A su alrededor extensiones de bosque intacto y tajos donde innumerables cipreses se elevan cual lápidas mortuorias por los raigones muertos que van pudriéndose en el blando limo. Hay trechos apacibles donde el maíz de las tierras bajas crece por debajo, arrogante y lozano, en tanto que por encima se yerguen árboles desnudos de hojas y ramas. Hay dilatados y lúgubres llanos donde en primavera los grumos formados por las huevas de las ranas se consumen como parches de blanca mucosidad entremedias de los tallos de la maleza y donde, en la noche, hasta allí se deslizan las tortugas para depositar en la arena, en camadas de perfecta redondez, blancos huevos de resistentes y ásperos cascarones. Hay bayous que no conducen a parte alguna y charcas que se extienden en revueltas, a la ventura, como enormes gusanos obcecados, hasta unirse finalmente a la corriente principal, la cual hace rodar su semilíquida torrentera algunos kilómetros más al oeste. Así Reelfoot yace aplastado sobre su fondo, superficialmente helado en invierno, tórridamente vaporoso en verano, hinchado en primavera, cuando los bosques se han tornado de un verde brillante y el pequeño jején o mosca del búfalo, por millones y billones, llena las charcas desbordadas con su dañino zumbido y al descender evolucionan en redondo esplendorosamente, con todos los colores que la tempranera escarcha produce: el dorado del nogal, el bermejo amarillento de los sicómoros, los rojos del durillo y el cenizoso púrpura negruzco del ocozol.

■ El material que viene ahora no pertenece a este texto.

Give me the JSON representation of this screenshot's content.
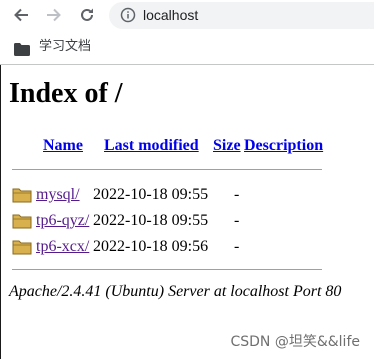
{
  "browser": {
    "url": "localhost",
    "bookmark": "学习文档",
    "icons": {
      "back": "back-arrow-icon",
      "forward": "forward-arrow-icon",
      "reload": "reload-icon",
      "info": "info-icon",
      "folder": "folder-icon"
    }
  },
  "page": {
    "title": "Index of /",
    "columns": {
      "name": "Name",
      "last_modified": "Last modified",
      "size": "Size",
      "description": "Description"
    },
    "rows": [
      {
        "name": "mysql/",
        "modified": "2022-10-18 09:55",
        "size": "-"
      },
      {
        "name": "tp6-qyz/",
        "modified": "2022-10-18 09:55",
        "size": "-"
      },
      {
        "name": "tp6-xcx/",
        "modified": "2022-10-18 09:56",
        "size": "-"
      }
    ],
    "address": "Apache/2.4.41 (Ubuntu) Server at localhost Port 80"
  },
  "watermark": "CSDN @坦笑&&life",
  "colors": {
    "link": "#0000ee",
    "visited_link": "#551a8b",
    "folder_icon": "#c9a13c"
  }
}
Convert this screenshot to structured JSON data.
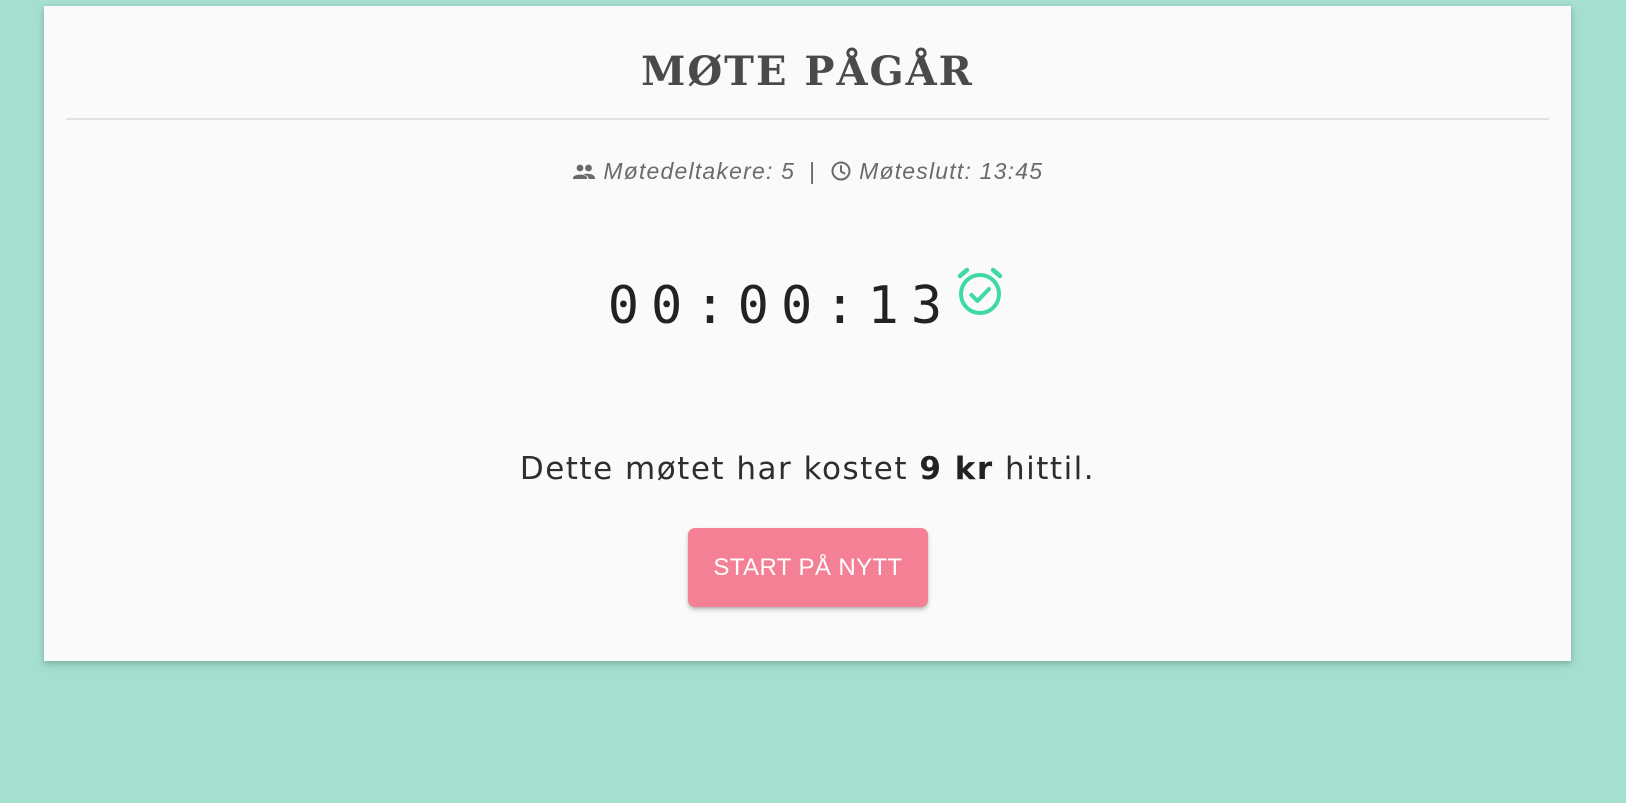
{
  "header": {
    "title": "MØTE PÅGÅR"
  },
  "meta": {
    "participants_label": "Møtedeltakere: 5",
    "separator": "|",
    "end_label": "Møteslutt: 13:45",
    "participants_icon": "people-icon",
    "end_icon": "clock-icon"
  },
  "timer": {
    "value": "00:00:13",
    "icon": "alarm-check-icon"
  },
  "cost": {
    "prefix": "Dette møtet har kostet ",
    "amount": "9 kr",
    "suffix": " hittil."
  },
  "actions": {
    "restart_label": "START PÅ NYTT"
  },
  "colors": {
    "background": "#a4dfcf",
    "card": "#fafafa",
    "accent": "#3fd9a8",
    "button": "#f48096"
  }
}
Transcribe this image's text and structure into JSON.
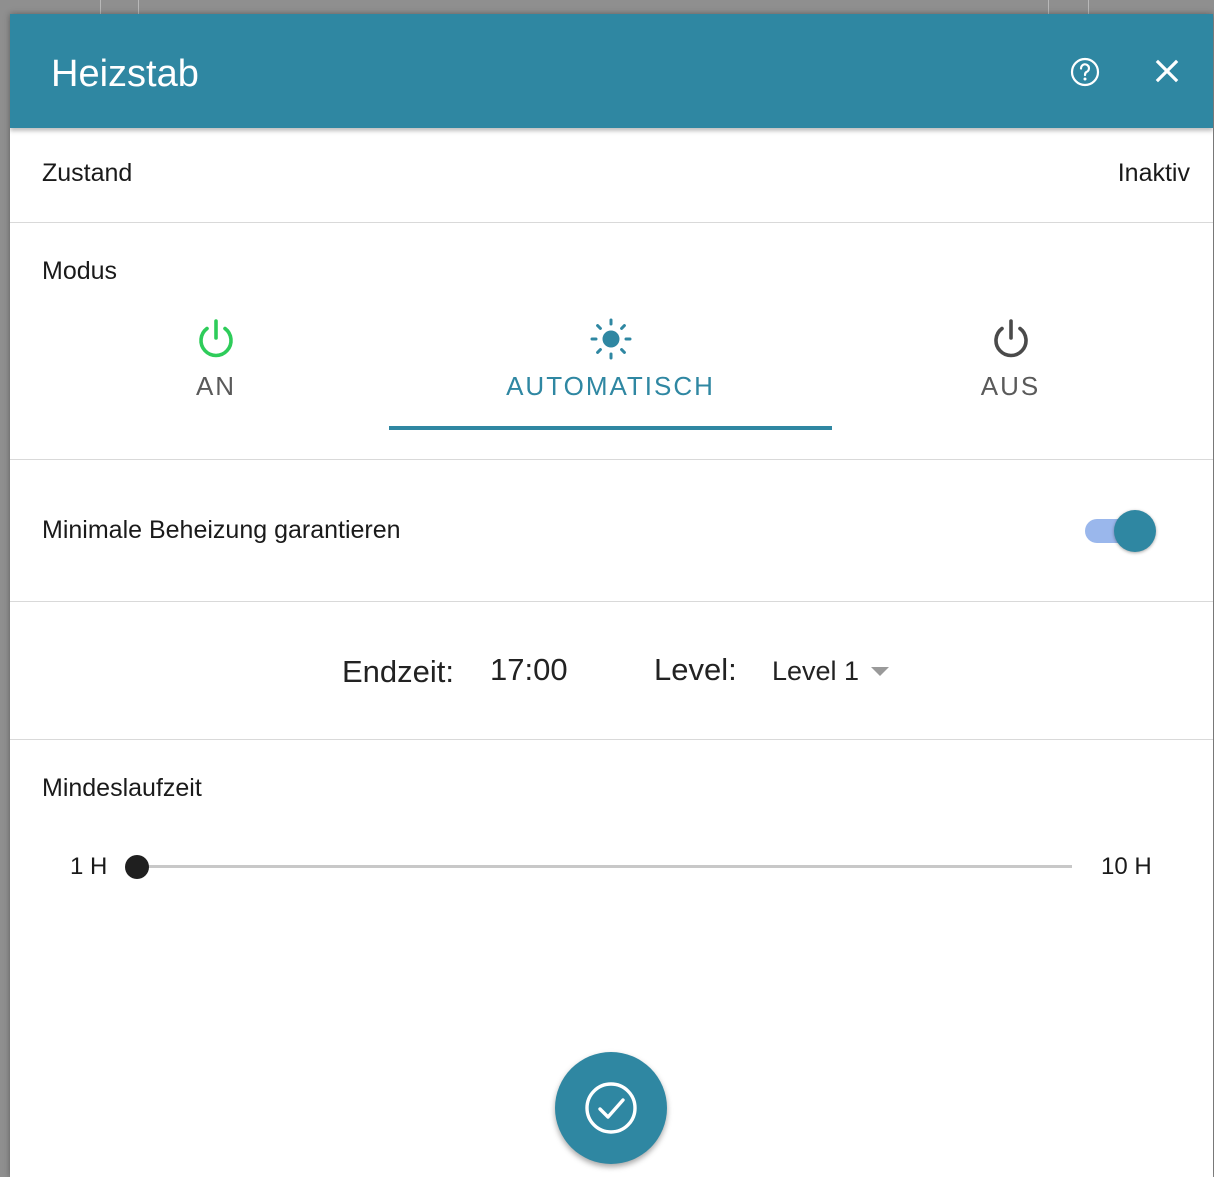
{
  "dialog": {
    "title": "Heizstab",
    "help_icon": "help-circle-icon",
    "close_icon": "close-icon"
  },
  "state": {
    "label": "Zustand",
    "value": "Inaktiv"
  },
  "mode": {
    "label": "Modus",
    "tabs": [
      {
        "label": "AN",
        "icon": "power-icon",
        "icon_color": "#2ecc5a"
      },
      {
        "label": "AUTOMATISCH",
        "icon": "sun-icon",
        "icon_color": "#2f87a2",
        "selected": true
      },
      {
        "label": "AUS",
        "icon": "power-icon",
        "icon_color": "#4a4a4a"
      }
    ]
  },
  "min_heating": {
    "label": "Minimale Beheizung garantieren",
    "enabled": true
  },
  "schedule": {
    "end_time_label": "Endzeit:",
    "end_time_value": "17:00",
    "level_label": "Level:",
    "level_value": "Level 1"
  },
  "min_runtime": {
    "label": "Mindeslaufzeit",
    "min_label": "1 H",
    "max_label": "10 H",
    "min": 1,
    "max": 10,
    "value": 1
  },
  "confirm": {
    "icon": "check-circle-icon"
  },
  "colors": {
    "accent": "#2f87a2",
    "toggle_track": "#9ab7ec",
    "on_green": "#2ecc5a"
  }
}
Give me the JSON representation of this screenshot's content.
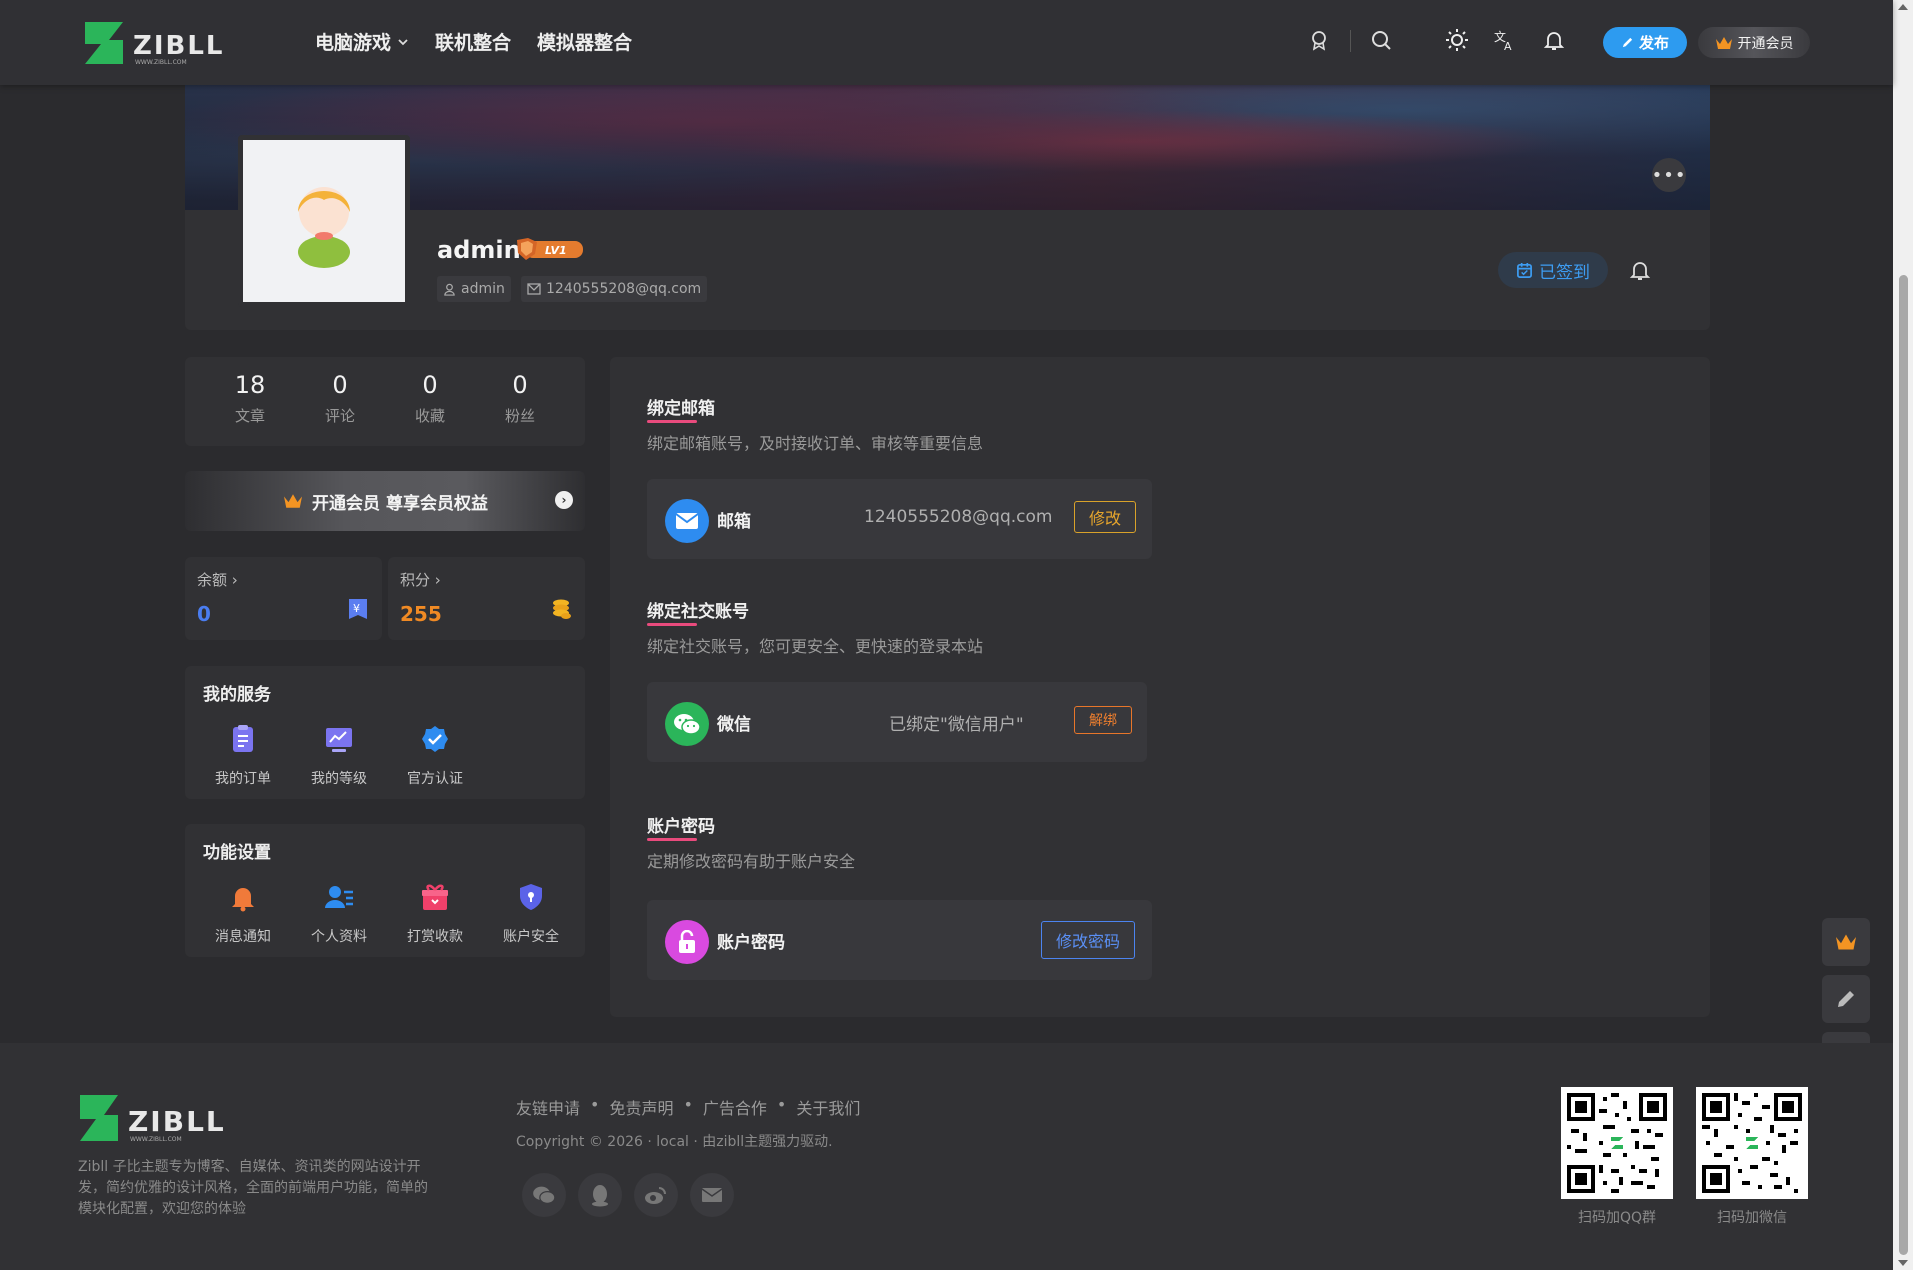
{
  "header": {
    "logo_text": "ZIBLL",
    "logo_sub": "WWW.ZIBLL.COM",
    "nav": [
      {
        "label": "电脑游戏",
        "has_dropdown": true
      },
      {
        "label": "联机整合"
      },
      {
        "label": "模拟器整合"
      }
    ],
    "icons": [
      "badge-icon",
      "search-icon",
      "theme-icon",
      "translate-icon",
      "bell-icon"
    ],
    "publish_label": "发布",
    "vip_label": "开通会员"
  },
  "profile": {
    "username": "admin",
    "level": "LV1",
    "login": "admin",
    "email": "1240555208@qq.com",
    "signed_label": "已签到"
  },
  "stats": [
    {
      "value": "18",
      "label": "文章"
    },
    {
      "value": "0",
      "label": "评论"
    },
    {
      "value": "0",
      "label": "收藏"
    },
    {
      "value": "0",
      "label": "粉丝"
    }
  ],
  "vip_bar": "开通会员 尊享会员权益",
  "balance": {
    "title": "余额",
    "value": "0"
  },
  "points": {
    "title": "积分",
    "value": "255"
  },
  "services": {
    "title": "我的服务",
    "items": [
      {
        "label": "我的订单",
        "icon": "order-icon"
      },
      {
        "label": "我的等级",
        "icon": "level-icon"
      },
      {
        "label": "官方认证",
        "icon": "verified-icon"
      }
    ]
  },
  "settings": {
    "title": "功能设置",
    "items": [
      {
        "label": "消息通知",
        "icon": "notification-icon"
      },
      {
        "label": "个人资料",
        "icon": "profile-icon"
      },
      {
        "label": "打赏收款",
        "icon": "gift-icon"
      },
      {
        "label": "账户安全",
        "icon": "security-icon"
      }
    ]
  },
  "email_section": {
    "title": "绑定邮箱",
    "desc": "绑定邮箱账号，及时接收订单、审核等重要信息",
    "name": "邮箱",
    "value": "1240555208@qq.com",
    "button": "修改"
  },
  "social_section": {
    "title": "绑定社交账号",
    "desc": "绑定社交账号，您可更安全、更快速的登录本站",
    "name": "微信",
    "value": "已绑定\"微信用户\"",
    "button": "解绑"
  },
  "password_section": {
    "title": "账户密码",
    "desc": "定期修改密码有助于账户安全",
    "name": "账户密码",
    "button": "修改密码"
  },
  "footer": {
    "desc": "Zibll 子比主题专为博客、自媒体、资讯类的网站设计开发，简约优雅的设计风格，全面的前端用户功能，简单的模块化配置，欢迎您的体验",
    "links": [
      "友链申请",
      "免责声明",
      "广告合作",
      "关于我们"
    ],
    "copyright": "Copyright © 2026 · local · 由zibll主题强力驱动.",
    "qr1_label": "扫码加QQ群",
    "qr2_label": "扫码加微信"
  },
  "colors": {
    "accent_blue": "#2d9bf0",
    "points_orange": "#f08a24",
    "balance_blue": "#4a7df0",
    "underline_pink": "#e94b7d",
    "wechat_green": "#2bb55a"
  }
}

Mas la comarca de Reelfoot tiene su utilidad. Es el mejor paraje de caza y pesca, natural o artificial, que queda hoy en día por el sur. En momento oportuno, el pato y los gansos se reúnen allí, e incluso las aves semitropicales, como el pelícano pardo y el pájaro reptil de Florida, sabido es que habrán de acudir para anidar. Los cerdos, al regresar a la señera libertad, recorren las lomas, cada piara de estos ejemplares de fino lomo capitaneada por un viejo verraco de aplastados flancos, enjuto, feroz. Por la noche, la «rana-toro», inconcebiblemente grande y tremendamente sonora, croa en las riberas. Es un asombroso lugar para la pesca de la lubina, de la perca y del hocicudo pez búfalo. Como estas especies comestibles pueden vivir para aovar y como sus huevas, a la vez, sobreviven para aovar de nuevo, resulta una maravilla ver cuántos grandes peces, caníbales devoradores de peces, hay en Reelfoot. Mayor que en cualquier otra parte, encontraréis aquí la belona, toda espinas, voracísima, de láminas córneas, con morro como el del caimán y el eslabón más próximo, al decir de los naturalistas, entre los animales vivientes hoy en día y los que vivieron en la era de los reptiles. El gato de hocico de pala, realmente una variedad deformada del esturión de agua dulce, provisto de una gran placa membranosa en forma de abanico prominente encima del morro, cual un bauprés, salta todo el día por los lugares encalmados con poderoso ruido de chapoteo, lo mismo que si un caballo hubiera caído al agua. Sobre todo leño varado, tremendas tortugas buscan esparcimiento, en grupos de cuatro o seis, los días soleados, desecando, calcinando sus negros caparazones bajo el sol, con sus pequeñas cabezas de culebra en alto, vigilantes, prestas para desaparecer silenciosamente al primer ruido de remos chirriando en sus toletes.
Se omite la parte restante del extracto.